I’ve had some similar conversations with Jeff throughout the summer, but kept them off the record at his request. I suspect we’ll be hearing a lot more from him now, though.
Barack’s Socialist Mop
I have some thoughts on cleaning techniques over at Pajamas Media.
[Mid-morning update]
The trolls have showed up in comments over there, predictably accusing administration opponents of racism. Well, I have to ‘fess up. About the only thing that I like about the president is that he’s black. So I guess I am a racist.
ISPC Reporting
I couldn’t make it to the International Symposium for Personal and Commercial Spaceflight this year (for the second year in a row), but Alan Boyle did, and he has a report on yesterday’s talks, including two disparate views from Augustine panel members Lester Lyles and Jeff Greason. Regular readers will know that I’m with the latter. The panel results will be revealed in less than three hours, in a press conference to be broadcast on NASA TV. I’m encouraged that the airmail analogy has become a prevailing NASA meme. But unsurprisingly, Senator Shelby has already launched a monumentally ignorant pre-emptive strike against it.
Something that I’ve noticed in the debate is that, while opponents make cogent arguments against Constellation, and shoot down the arguments of proponents, the latter simply ignore the opponents arguments, and simply continue to repeat the same nonsense. For example, I never hear anyone defending Constellation address the operational affordability issue that Jeff and Sally Ride made last summer, in which they stated that the program would have to be cancelled for lack of budget even it if was delivered, developed, for free. And the press, even most of the space press, seems too clueless to parse or sort the arguments, instead turning it into a Battle of the Astronaut Stars (as though astronauts are experts in launch economics).

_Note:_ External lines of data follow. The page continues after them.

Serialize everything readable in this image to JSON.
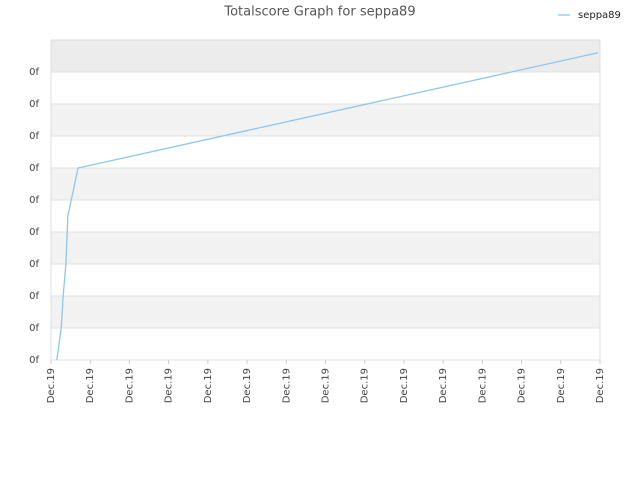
{
  "chart_data": {
    "type": "line",
    "title": "Totalscore Graph for seppa89",
    "x": [
      0.15,
      0.26,
      0.31,
      0.38,
      0.43,
      0.69,
      13.95
    ],
    "series": [
      {
        "name": "seppa89",
        "color": "#8ec6f0",
        "values": [
          0,
          1,
          2,
          3,
          4.5,
          6,
          9.6
        ]
      }
    ],
    "xlim": [
      0,
      14
    ],
    "xticks": [
      {
        "value": 0,
        "label": "Dec.19"
      },
      {
        "value": 1,
        "label": "Dec.19"
      },
      {
        "value": 2,
        "label": "Dec.19"
      },
      {
        "value": 3,
        "label": "Dec.19"
      },
      {
        "value": 4,
        "label": "Dec.19"
      },
      {
        "value": 5,
        "label": "Dec.19"
      },
      {
        "value": 6,
        "label": "Dec.19"
      },
      {
        "value": 7,
        "label": "Dec.19"
      },
      {
        "value": 8,
        "label": "Dec.19"
      },
      {
        "value": 9,
        "label": "Dec.19"
      },
      {
        "value": 10,
        "label": "Dec.19"
      },
      {
        "value": 11,
        "label": "Dec.19"
      },
      {
        "value": 12,
        "label": "Dec.19"
      },
      {
        "value": 13,
        "label": "Dec.19"
      },
      {
        "value": 14,
        "label": "Dec.19"
      }
    ],
    "ylim": [
      0,
      10
    ],
    "yticks": [
      {
        "value": 0,
        "label": "0f"
      },
      {
        "value": 1,
        "label": "0f"
      },
      {
        "value": 2,
        "label": "0f"
      },
      {
        "value": 3,
        "label": "0f"
      },
      {
        "value": 4,
        "label": "0f"
      },
      {
        "value": 5,
        "label": "0f"
      },
      {
        "value": 6,
        "label": "0f"
      },
      {
        "value": 7,
        "label": "0f"
      },
      {
        "value": 8,
        "label": "0f"
      },
      {
        "value": 9,
        "label": "0f"
      }
    ],
    "grid": true,
    "legend": "top-right"
  }
}
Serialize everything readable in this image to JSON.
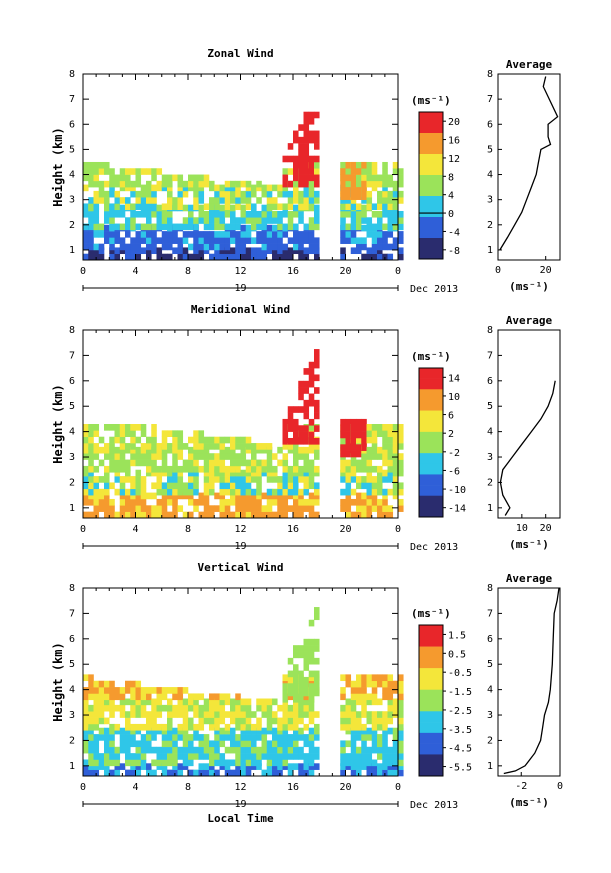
{
  "figure": {
    "colors": {
      "red": "#e8262a",
      "orange": "#f59a2e",
      "yellow": "#f4e63a",
      "lime": "#9be35a",
      "cyan": "#2fc6e8",
      "blue": "#2f5fd8",
      "navy": "#2a2c6e"
    }
  },
  "chart_data": [
    {
      "type": "heatmap",
      "title": "Zonal Wind",
      "ylabel": "Height (km)",
      "yticks": [
        "1",
        "2",
        "3",
        "4",
        "5",
        "6",
        "7",
        "8"
      ],
      "xticks": [
        "0",
        "4",
        "8",
        "12",
        "16",
        "20",
        "0"
      ],
      "date_mark": "19",
      "date_label": "Dec 2013",
      "ylim": [
        0.6,
        8
      ],
      "xlim": [
        0,
        24
      ],
      "data_gap_hours": [
        18,
        19.5
      ],
      "colorbar": {
        "unit": "(ms⁻¹)",
        "ticks": [
          "20",
          "16",
          "12",
          "8",
          "4",
          "0",
          "-4",
          "-8"
        ],
        "zero_line_at": "0"
      },
      "profile": {
        "title": "Average",
        "xticks": [
          "0",
          "20"
        ],
        "xlabel": "(ms⁻¹)",
        "xlim": [
          0,
          26
        ],
        "points": [
          [
            1,
            0.8
          ],
          [
            1.5,
            4
          ],
          [
            2,
            7
          ],
          [
            2.5,
            10
          ],
          [
            3,
            12
          ],
          [
            3.5,
            14
          ],
          [
            4,
            16
          ],
          [
            4.5,
            17
          ],
          [
            5,
            18
          ],
          [
            5.2,
            22
          ],
          [
            5.5,
            21
          ],
          [
            6,
            21
          ],
          [
            6.3,
            25
          ],
          [
            7.5,
            19
          ],
          [
            7.7,
            19.5
          ],
          [
            7.9,
            20
          ]
        ]
      }
    },
    {
      "type": "heatmap",
      "title": "Meridional Wind",
      "ylabel": "Height (km)",
      "yticks": [
        "1",
        "2",
        "3",
        "4",
        "5",
        "6",
        "7",
        "8"
      ],
      "xticks": [
        "0",
        "4",
        "8",
        "12",
        "16",
        "20",
        "0"
      ],
      "date_mark": "19",
      "date_label": "Dec 2013",
      "ylim": [
        0.6,
        8
      ],
      "xlim": [
        0,
        24
      ],
      "data_gap_hours": [
        18,
        19.5
      ],
      "colorbar": {
        "unit": "(ms⁻¹)",
        "ticks": [
          "14",
          "10",
          "6",
          "2",
          "-2",
          "-6",
          "-10",
          "-14"
        ],
        "zero_line_at": "0"
      },
      "profile": {
        "title": "Average",
        "xticks": [
          "10",
          "20"
        ],
        "xlabel": "(ms⁻¹)",
        "xlim": [
          0,
          26
        ],
        "points": [
          [
            0.7,
            3
          ],
          [
            1,
            5
          ],
          [
            1.5,
            2
          ],
          [
            2,
            1
          ],
          [
            2.5,
            2
          ],
          [
            3,
            6
          ],
          [
            3.5,
            10
          ],
          [
            4,
            14
          ],
          [
            4.5,
            18
          ],
          [
            5,
            21
          ],
          [
            5.5,
            23
          ],
          [
            6,
            24
          ]
        ]
      }
    },
    {
      "type": "heatmap",
      "title": "Vertical Wind",
      "ylabel": "Height (km)",
      "xlabel": "Local Time",
      "yticks": [
        "1",
        "2",
        "3",
        "4",
        "5",
        "6",
        "7",
        "8"
      ],
      "xticks": [
        "0",
        "4",
        "8",
        "12",
        "16",
        "20",
        "0"
      ],
      "date_mark": "19",
      "date_label": "Dec 2013",
      "ylim": [
        0.6,
        8
      ],
      "xlim": [
        0,
        24
      ],
      "data_gap_hours": [
        18,
        19.5
      ],
      "colorbar": {
        "unit": "(ms⁻¹)",
        "ticks": [
          "1.5",
          "0.5",
          "-0.5",
          "-1.5",
          "-2.5",
          "-3.5",
          "-4.5",
          "-5.5"
        ]
      },
      "profile": {
        "title": "Average",
        "xticks": [
          "-2",
          "0"
        ],
        "xlabel": "(ms⁻¹)",
        "xlim": [
          -3.2,
          0
        ],
        "points": [
          [
            0.7,
            -2.9
          ],
          [
            0.8,
            -2.3
          ],
          [
            1,
            -1.8
          ],
          [
            1.5,
            -1.3
          ],
          [
            2,
            -1
          ],
          [
            2.5,
            -0.9
          ],
          [
            3,
            -0.8
          ],
          [
            3.5,
            -0.6
          ],
          [
            4,
            -0.5
          ],
          [
            5,
            -0.4
          ],
          [
            6,
            -0.35
          ],
          [
            7,
            -0.3
          ],
          [
            7.5,
            -0.15
          ],
          [
            8,
            -0.05
          ]
        ]
      }
    }
  ]
}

[Update a few minutes later]
Jeff apparently also demolished the nonsense (and Shelby’s primary “argument”) that Ares is safer than other approaches. I would also add the (politically incorrect) point that in fact safety should not be the highest priority. Anyone who says that it is is unserious about opening up space. In one sense, the Ares proponents are right about it being the safest vehicle. If a system is so expensive you can afford to fly it rarely, or not at all, you’re unlikely to lose many people on it.